Talks between Paris and the Commission on how quickly to reduce France’s deficit and debt will take place in the coming months after the EU executive proposes to Paris a seven-year path to put debt on a downward path.

“Whatever government is formed after the election on July 7 will face the obligation to work with the Commission to define a medium term strategy,” a French finance ministry official said.

“Eventually it will have to produce a strategy coherent with the new Stability and Growth Pact,” the official, who asked not to be named, said.

But with the far right National Rally (RN) party of Marine Le Pen leading in polls ahead of the vote, the Commission will likely be facing a strongly euro-sceptic government in Paris that wants to loosen, rather than tighten, fiscal policy.

Le Pen’s party wants to lower the retirement age and energy prices and raise public spending, and supports a protectionist “France first” economic policy, making markets already worried about the country’s public finances.

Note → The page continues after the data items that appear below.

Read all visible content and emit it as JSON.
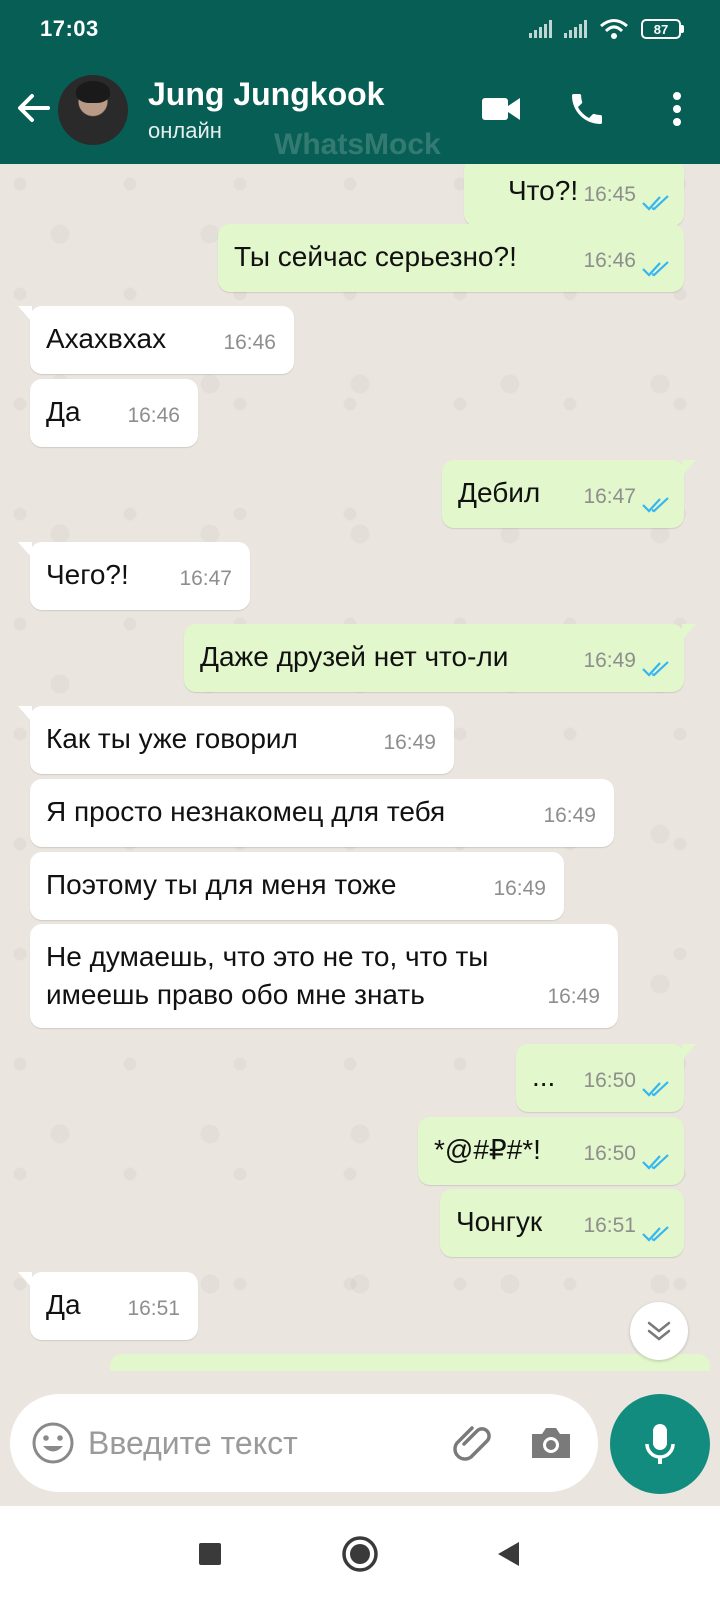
{
  "status_bar": {
    "time": "17:03",
    "battery": "87"
  },
  "header": {
    "contact_name": "Jung Jungkook",
    "contact_status": "онлайн",
    "watermark": "WhatsMock"
  },
  "messages": [
    {
      "dir": "out",
      "text": "Что?!",
      "time": "16:45",
      "read": true
    },
    {
      "dir": "out",
      "text": "Ты сейчас серьезно?!",
      "time": "16:46",
      "read": true
    },
    {
      "dir": "in",
      "text": "Ахахвхах",
      "time": "16:46"
    },
    {
      "dir": "in",
      "text": "Да",
      "time": "16:46"
    },
    {
      "dir": "out",
      "text": "Дебил",
      "time": "16:47",
      "read": true
    },
    {
      "dir": "in",
      "text": "Чего?!",
      "time": "16:47"
    },
    {
      "dir": "out",
      "text": "Даже друзей нет что-ли",
      "time": "16:49",
      "read": true
    },
    {
      "dir": "in",
      "text": "Как ты уже говорил",
      "time": "16:49"
    },
    {
      "dir": "in",
      "text": "Я просто незнакомец для тебя",
      "time": "16:49"
    },
    {
      "dir": "in",
      "text": "Поэтому ты для меня тоже",
      "time": "16:49"
    },
    {
      "dir": "in",
      "text": "Не думаешь, что это не то, что ты имеешь право обо мне знать",
      "time": "16:49"
    },
    {
      "dir": "out",
      "text": "...",
      "time": "16:50",
      "read": true
    },
    {
      "dir": "out",
      "text": "*@#₽#*!",
      "time": "16:50",
      "read": true
    },
    {
      "dir": "out",
      "text": "Чонгук",
      "time": "16:51",
      "read": true
    },
    {
      "dir": "in",
      "text": "Да",
      "time": "16:51"
    }
  ],
  "input": {
    "placeholder": "Введите текст"
  },
  "colors": {
    "header": "#075e54",
    "outgoing_bubble": "#e2f7cb",
    "incoming_bubble": "#ffffff",
    "read_ticks": "#34b7f1",
    "mic_button": "#128c7e"
  },
  "icons": {
    "back": "arrow-left-icon",
    "video": "video-camera-icon",
    "call": "phone-icon",
    "menu": "more-vertical-icon",
    "emoji": "emoji-icon",
    "attach": "paperclip-icon",
    "camera": "camera-icon",
    "mic": "microphone-icon",
    "scroll": "chevron-double-down-icon"
  }
}
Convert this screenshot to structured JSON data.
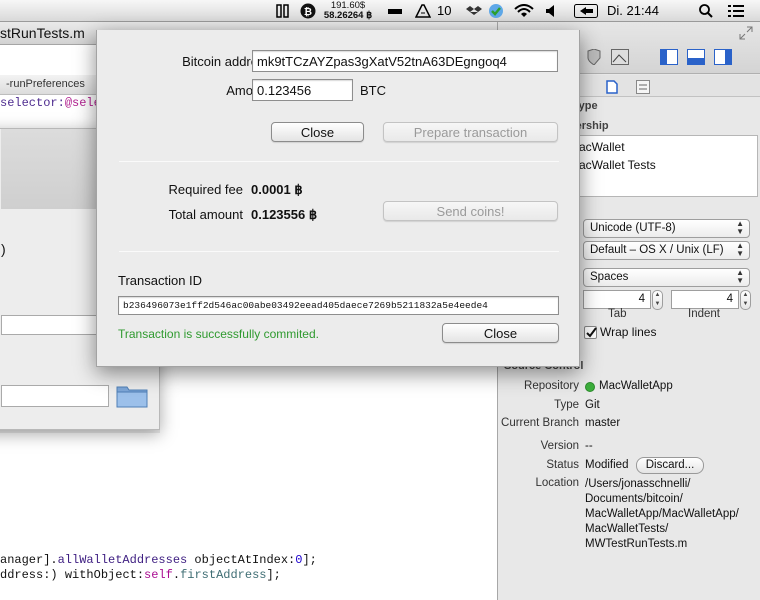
{
  "menubar": {
    "btc_top": "191.60$",
    "btc_bottom": "58.26264 ฿",
    "adobe_count": "10",
    "clock": "Di. 21:44",
    "icons": [
      "pause-icon",
      "bitcoin-icon",
      "battery-icon",
      "adobe-icon",
      "dropbox-icon",
      "wifi-icon",
      "volume-icon",
      "input-method-icon",
      "spotlight-icon",
      "notification-icon"
    ]
  },
  "editor": {
    "tab_title": "stRunTests.m",
    "jump_item": "-runPreferences",
    "code_line1_prefix": "selector:",
    "code_line1_highlight": "@sele",
    "code_line2_a": "anager].",
    "code_line2_b": "allWalletAddresses",
    "code_line2_c": " objectAtIndex:",
    "code_line2_d": "0",
    "code_line2_e": "];",
    "code_line3_a": "ddress:",
    "code_line3_b": ") ",
    "code_line3_c": "withObject:",
    "code_line3_d": "self",
    "code_line3_e": ".",
    "code_line3_f": "firstAddress",
    "code_line3_g": "];",
    "paren_fragment": ")"
  },
  "inspector": {
    "section_identity": "Identity and Type",
    "membership": "Target Membership",
    "targets": [
      "MacWallet",
      "MacWallet Tests"
    ],
    "text_encoding": "Unicode (UTF-8)",
    "line_endings": "Default – OS X / Unix (LF)",
    "indent_using": "Spaces",
    "tab_width": "4",
    "indent_width": "4",
    "tab_label": "Tab",
    "indent_label": "Indent",
    "wrap_lines": "Wrap lines",
    "source_control": "Source Control",
    "repository_label": "Repository",
    "repository_value": "MacWalletApp",
    "type_label": "Type",
    "type_value": "Git",
    "branch_label": "Current Branch",
    "branch_value": "master",
    "version_label": "Version",
    "version_value": "--",
    "status_label": "Status",
    "status_value": "Modified",
    "discard_button": "Discard...",
    "location_label": "Location",
    "location_lines": [
      "/Users/jonasschnelli/",
      "Documents/bitcoin/",
      "MacWalletApp/MacWalletApp/",
      "MacWalletTests/",
      "MWTestRunTests.m"
    ],
    "accent_color": "#3a8a2b"
  },
  "dialog": {
    "address_label": "Bitcoin address",
    "address_value": "mk9tTCzAYZpas3gXatV52tnA63DEgngoq4",
    "amount_label": "Amount",
    "amount_value": "0.123456",
    "amount_unit": "BTC",
    "close_button": "Close",
    "prepare_button": "Prepare transaction",
    "fee_label": "Required fee",
    "fee_value": "0.0001 ฿",
    "total_label": "Total amount",
    "total_value": "0.123556 ฿",
    "send_button": "Send coins!",
    "txid_label": "Transaction ID",
    "txid_value": "b236496073e1ff2d546ac00abe03492eead405daece7269b5211832a5e4eede4",
    "status_message": "Transaction is successfully commited.",
    "close_button_2": "Close",
    "status_color": "#2f9a2f"
  }
}
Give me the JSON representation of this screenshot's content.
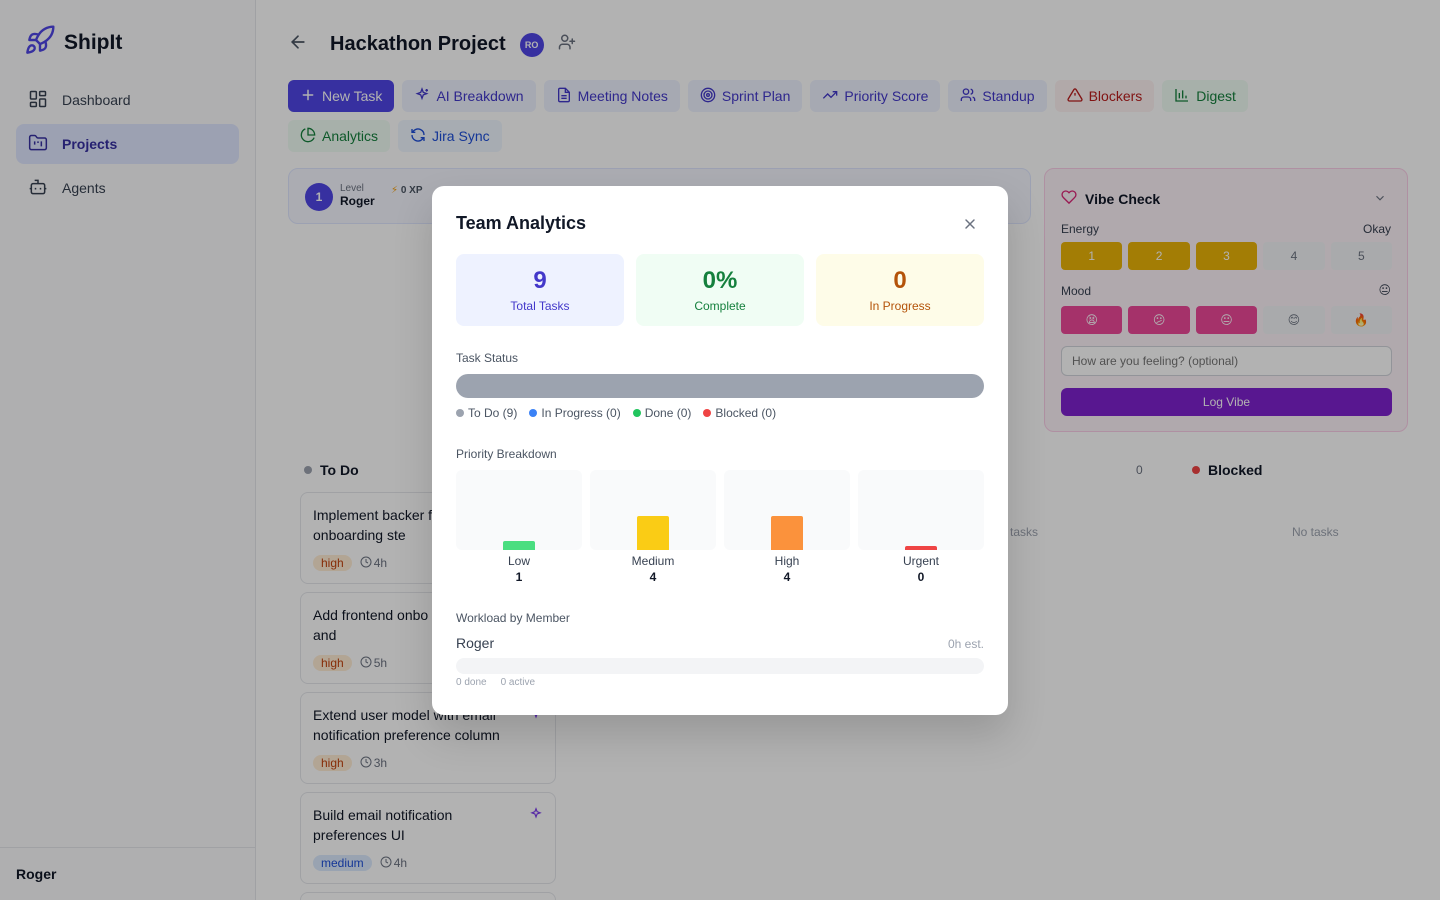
{
  "app": {
    "name": "ShipIt"
  },
  "sidebar": {
    "items": [
      {
        "label": "Dashboard",
        "icon": "dashboard-icon"
      },
      {
        "label": "Projects",
        "icon": "folder-icon"
      },
      {
        "label": "Agents",
        "icon": "robot-icon"
      }
    ],
    "user": "Roger"
  },
  "project": {
    "title": "Hackathon Project",
    "avatar_initials": "RO"
  },
  "toolbar": {
    "new_task": "New Task",
    "ai_breakdown": "AI Breakdown",
    "meeting_notes": "Meeting Notes",
    "sprint_plan": "Sprint Plan",
    "priority_score": "Priority Score",
    "standup": "Standup",
    "blockers": "Blockers",
    "digest": "Digest",
    "analytics": "Analytics",
    "jira_sync": "Jira Sync"
  },
  "level": {
    "value": "1",
    "label": "Level",
    "user": "Roger",
    "xp": "0 XP"
  },
  "vibe": {
    "title": "Vibe Check",
    "energy_label": "Energy",
    "energy_status": "Okay",
    "energy_scale": [
      "1",
      "2",
      "3",
      "4",
      "5"
    ],
    "mood_label": "Mood",
    "mood_status": "😐",
    "mood_scale": [
      "😫",
      "😕",
      "😐",
      "😊",
      "🔥"
    ],
    "placeholder": "How are you feeling? (optional)",
    "button": "Log Vibe"
  },
  "board": {
    "todo_label": "To Do",
    "count_label": "0",
    "blocked_label": "Blocked",
    "no_tasks_partial": "o tasks",
    "no_tasks": "No tasks",
    "tasks": [
      {
        "title": "Implement backer for onboarding ste",
        "priority": "high",
        "estimate": "4h"
      },
      {
        "title": "Add frontend onbo progress bar and",
        "priority": "high",
        "estimate": "5h"
      },
      {
        "title": "Extend user model with email notification preference column",
        "priority": "high",
        "estimate": "3h"
      },
      {
        "title": "Build email notification preferences UI",
        "priority": "medium",
        "estimate": "4h"
      }
    ]
  },
  "modal": {
    "title": "Team Analytics",
    "stats": [
      {
        "value": "9",
        "label": "Total Tasks"
      },
      {
        "value": "0%",
        "label": "Complete"
      },
      {
        "value": "0",
        "label": "In Progress"
      }
    ],
    "task_status_title": "Task Status",
    "status_legend": [
      {
        "label": "To Do (9)",
        "color": "#9ca3af"
      },
      {
        "label": "In Progress (0)",
        "color": "#3b82f6"
      },
      {
        "label": "Done (0)",
        "color": "#22c55e"
      },
      {
        "label": "Blocked (0)",
        "color": "#ef4444"
      }
    ],
    "priority_title": "Priority Breakdown",
    "priorities": [
      {
        "label": "Low",
        "value": "1",
        "count": 1,
        "color": "#4ade80"
      },
      {
        "label": "Medium",
        "value": "4",
        "count": 4,
        "color": "#facc15"
      },
      {
        "label": "High",
        "value": "4",
        "count": 4,
        "color": "#fb923c"
      },
      {
        "label": "Urgent",
        "value": "0",
        "count": 0,
        "color": "#ef4444"
      }
    ],
    "workload_title": "Workload by Member",
    "member": {
      "name": "Roger",
      "estimate": "0h est.",
      "done": "0 done",
      "active": "0 active"
    }
  }
}
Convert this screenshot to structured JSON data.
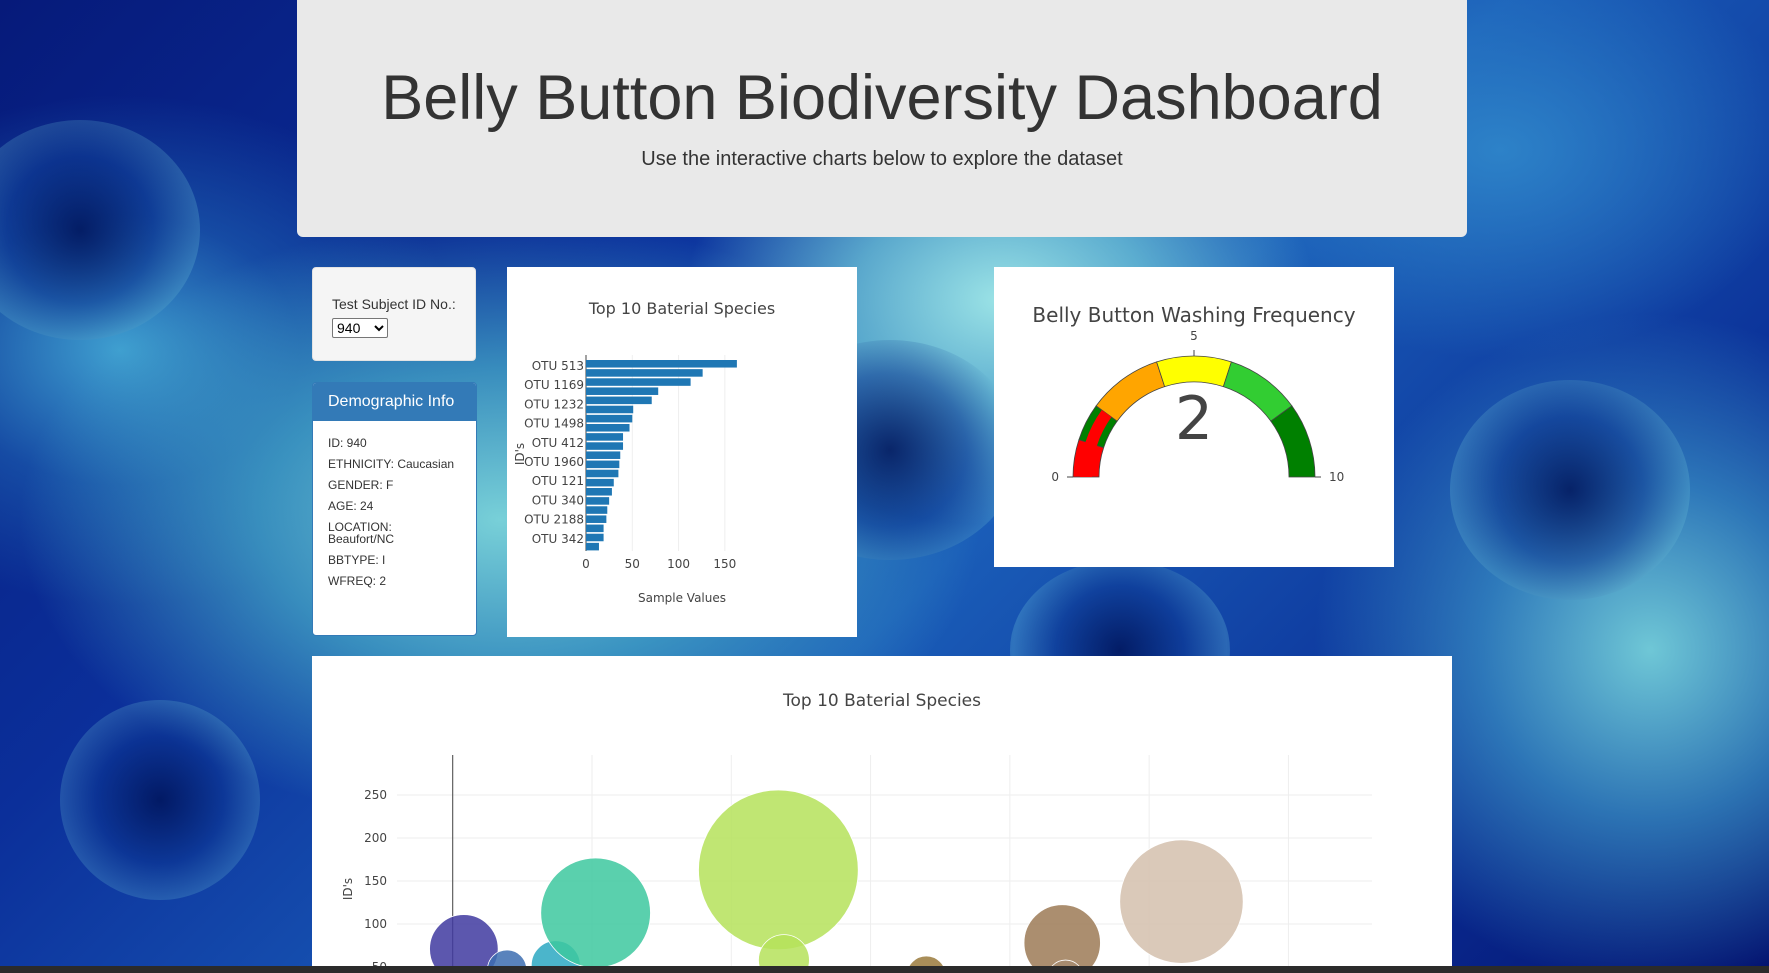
{
  "header": {
    "title": "Belly Button Biodiversity Dashboard",
    "subtitle": "Use the interactive charts below to explore the dataset"
  },
  "selector": {
    "label": "Test Subject ID No.:",
    "selected": "940"
  },
  "demographics": {
    "heading": "Demographic Info",
    "rows": [
      "ID: 940",
      "ETHNICITY: Caucasian",
      "GENDER: F",
      "AGE: 24",
      "LOCATION: Beaufort/NC",
      "BBTYPE: I",
      "WFREQ: 2"
    ]
  },
  "chart_data": [
    {
      "type": "bar",
      "orientation": "horizontal",
      "title": "Top 10 Baterial Species",
      "xlabel": "Sample Values",
      "ylabel": "ID's",
      "xlim": [
        0,
        175
      ],
      "x_ticks": [
        0,
        50,
        100,
        150
      ],
      "y_tick_labels": [
        "OTU 513",
        "OTU 1169",
        "OTU 1232",
        "OTU 1498",
        "OTU 412",
        "OTU 1960",
        "OTU 121",
        "OTU 340",
        "OTU 2188",
        "OTU 342"
      ],
      "values": [
        163,
        126,
        113,
        78,
        71,
        51,
        50,
        47,
        40,
        40,
        37,
        36,
        35,
        30,
        28,
        25,
        23,
        22,
        19,
        19,
        14
      ],
      "color": "#1f77b4"
    },
    {
      "type": "gauge",
      "title": "Belly Button Washing Frequency",
      "value": 2,
      "range": [
        0,
        10
      ],
      "tick_labels": [
        "0",
        "5",
        "10"
      ],
      "steps": [
        {
          "from": 0,
          "to": 1,
          "color": "#ff0000"
        },
        {
          "from": 1,
          "to": 2,
          "color": "#008000"
        },
        {
          "from": 2,
          "to": 4,
          "color": "#ffa500"
        },
        {
          "from": 4,
          "to": 6,
          "color": "#ffff00"
        },
        {
          "from": 6,
          "to": 8,
          "color": "#32cd32"
        },
        {
          "from": 8,
          "to": 10,
          "color": "#008000"
        }
      ],
      "bar_color": "#ff0000"
    },
    {
      "type": "scatter",
      "title": "Top 10 Baterial Species",
      "ylabel": "ID's",
      "y_ticks": [
        50,
        100,
        150,
        200,
        250
      ],
      "ylim": [
        50,
        295
      ],
      "xlim": [
        -200,
        3300
      ],
      "points": [
        {
          "x": 40,
          "y": 71,
          "size": 70,
          "color": "#3f3aa0"
        },
        {
          "x": 195,
          "y": 47,
          "size": 40,
          "color": "#3c6db0"
        },
        {
          "x": 370,
          "y": 52,
          "size": 50,
          "color": "#2ba8c2"
        },
        {
          "x": 513,
          "y": 113,
          "size": 112,
          "color": "#3dc89f"
        },
        {
          "x": 1169,
          "y": 163,
          "size": 163,
          "color": "#b5e25b"
        },
        {
          "x": 1189,
          "y": 58,
          "size": 52,
          "color": "#b5e25b"
        },
        {
          "x": 1700,
          "y": 40,
          "size": 40,
          "color": "#9a7a3c"
        },
        {
          "x": 2188,
          "y": 78,
          "size": 78,
          "color": "#9c7a56"
        },
        {
          "x": 2200,
          "y": 37,
          "size": 37,
          "color": "#a58b70"
        },
        {
          "x": 2616,
          "y": 126,
          "size": 126,
          "color": "#d3c0ad"
        }
      ]
    }
  ]
}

“The gradual fiscal consolidation planned by the current government will be the first casualty of the political crisis,” Oxford Economic economist Leo Barincou said in a note.

“A divided parliament is unlikely to be able to agree on politically difficult spending cuts, which would result in a higher deficit than our current baseline. Meanwhile, the implementation of the RN platform as it currently stands would add to the public deficit,” he said.

Investors dumped French assets last week because of the political uncertainty, with French bond yields recording their biggest weekly jump since 2011 and bank stocks tumbling.